79 views Asked by At

I am using redisgraph and the query is simple. How do I make it faster for getting a list of countries like that?

> GRAPH.profile g "MATCH (u:user) return collect(distinct u.countryCode) as codes" 
1) "Results | Records produced: 1, Execution time: 0.001353 ms"
2) "    Aggregate | Records produced: 1, Execution time: 238.989679 ms"
3) "        Node By Label Scan | (u:user) | Records produced: 833935, Execution time: 81.158457 ms"
1

There are 1 answers

0
Vincent Rupp On

Here's what your query is doing:

  1. Finding every user node in the graph. If you have these nodes indexed, then it'll be faster, but index lookups are always slower than graph traversals. You're doing 833,935 index lookups in 81ms.
  2. Looking up every country code on each node. Property retrieval also takes time, but the bulk of the time here is dropping duplicate records. There are only 180 or so countries, so about 833k of those user nodes didn't contribute to your end result.

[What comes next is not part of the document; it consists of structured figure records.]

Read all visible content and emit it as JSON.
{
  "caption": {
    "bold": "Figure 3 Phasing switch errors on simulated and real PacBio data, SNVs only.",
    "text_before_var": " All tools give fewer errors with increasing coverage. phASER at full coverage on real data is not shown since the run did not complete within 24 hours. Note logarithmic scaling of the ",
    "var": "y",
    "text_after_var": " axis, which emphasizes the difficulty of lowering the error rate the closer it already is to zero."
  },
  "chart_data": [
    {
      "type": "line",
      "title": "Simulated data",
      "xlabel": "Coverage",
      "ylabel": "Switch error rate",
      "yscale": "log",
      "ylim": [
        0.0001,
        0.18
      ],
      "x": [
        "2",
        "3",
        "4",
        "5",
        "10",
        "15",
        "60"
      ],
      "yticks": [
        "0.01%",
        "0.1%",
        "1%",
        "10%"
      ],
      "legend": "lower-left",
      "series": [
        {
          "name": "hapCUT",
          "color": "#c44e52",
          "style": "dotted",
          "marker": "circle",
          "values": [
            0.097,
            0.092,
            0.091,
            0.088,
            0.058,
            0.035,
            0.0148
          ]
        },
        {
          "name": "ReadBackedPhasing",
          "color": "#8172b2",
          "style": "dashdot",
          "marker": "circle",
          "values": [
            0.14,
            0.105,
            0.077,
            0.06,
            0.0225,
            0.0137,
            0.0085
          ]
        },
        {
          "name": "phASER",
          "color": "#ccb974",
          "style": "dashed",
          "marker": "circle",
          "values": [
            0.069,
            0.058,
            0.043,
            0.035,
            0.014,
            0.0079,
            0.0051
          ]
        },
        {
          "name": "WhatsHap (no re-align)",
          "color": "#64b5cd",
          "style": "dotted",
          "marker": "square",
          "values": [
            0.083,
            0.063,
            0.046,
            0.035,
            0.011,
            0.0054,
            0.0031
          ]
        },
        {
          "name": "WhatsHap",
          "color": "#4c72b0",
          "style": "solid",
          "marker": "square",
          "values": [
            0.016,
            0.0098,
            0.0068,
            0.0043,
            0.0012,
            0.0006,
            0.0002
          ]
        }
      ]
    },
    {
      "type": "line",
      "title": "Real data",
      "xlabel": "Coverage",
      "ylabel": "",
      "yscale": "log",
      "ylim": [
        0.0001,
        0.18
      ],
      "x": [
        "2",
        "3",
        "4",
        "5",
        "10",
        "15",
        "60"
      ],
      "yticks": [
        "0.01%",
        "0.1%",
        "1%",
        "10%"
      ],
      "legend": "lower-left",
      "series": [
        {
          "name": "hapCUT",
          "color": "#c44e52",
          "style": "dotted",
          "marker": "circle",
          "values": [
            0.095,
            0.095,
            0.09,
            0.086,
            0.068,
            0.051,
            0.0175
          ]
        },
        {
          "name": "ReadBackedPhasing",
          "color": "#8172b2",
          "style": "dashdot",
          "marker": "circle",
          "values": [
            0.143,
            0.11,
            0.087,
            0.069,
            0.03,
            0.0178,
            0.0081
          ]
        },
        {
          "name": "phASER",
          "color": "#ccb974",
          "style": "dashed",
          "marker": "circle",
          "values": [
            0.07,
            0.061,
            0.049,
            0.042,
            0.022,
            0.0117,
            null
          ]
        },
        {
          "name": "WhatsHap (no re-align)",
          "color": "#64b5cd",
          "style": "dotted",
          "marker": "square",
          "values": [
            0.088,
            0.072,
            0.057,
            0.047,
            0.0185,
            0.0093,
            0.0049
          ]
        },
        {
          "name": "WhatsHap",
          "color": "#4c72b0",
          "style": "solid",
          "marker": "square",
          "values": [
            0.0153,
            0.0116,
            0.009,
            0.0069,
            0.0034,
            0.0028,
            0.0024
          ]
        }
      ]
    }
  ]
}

This took 239ms.
  3. Returning results: super fast.

I don't see a great way to speed this up, with the graph designed as is. Make sure user nodes and countryCode are indexed though. You could consider splitting out Country as its own node type, and then you can just match (c:Country). However, you run the risk of creating dense nodes because the USA, for example, probably has more users than Albania.

If you're going to need a list of country codes often and you can't alter the graph, then you could look at trickier things like adding a :FirstInCountry label to :user nodes or setting node ids as like 10000 - 10180 for unique country code user sets.

Edit: I said the wrong thing originally. The initial :user lookup is based on the label store, so an index there is irrelevant.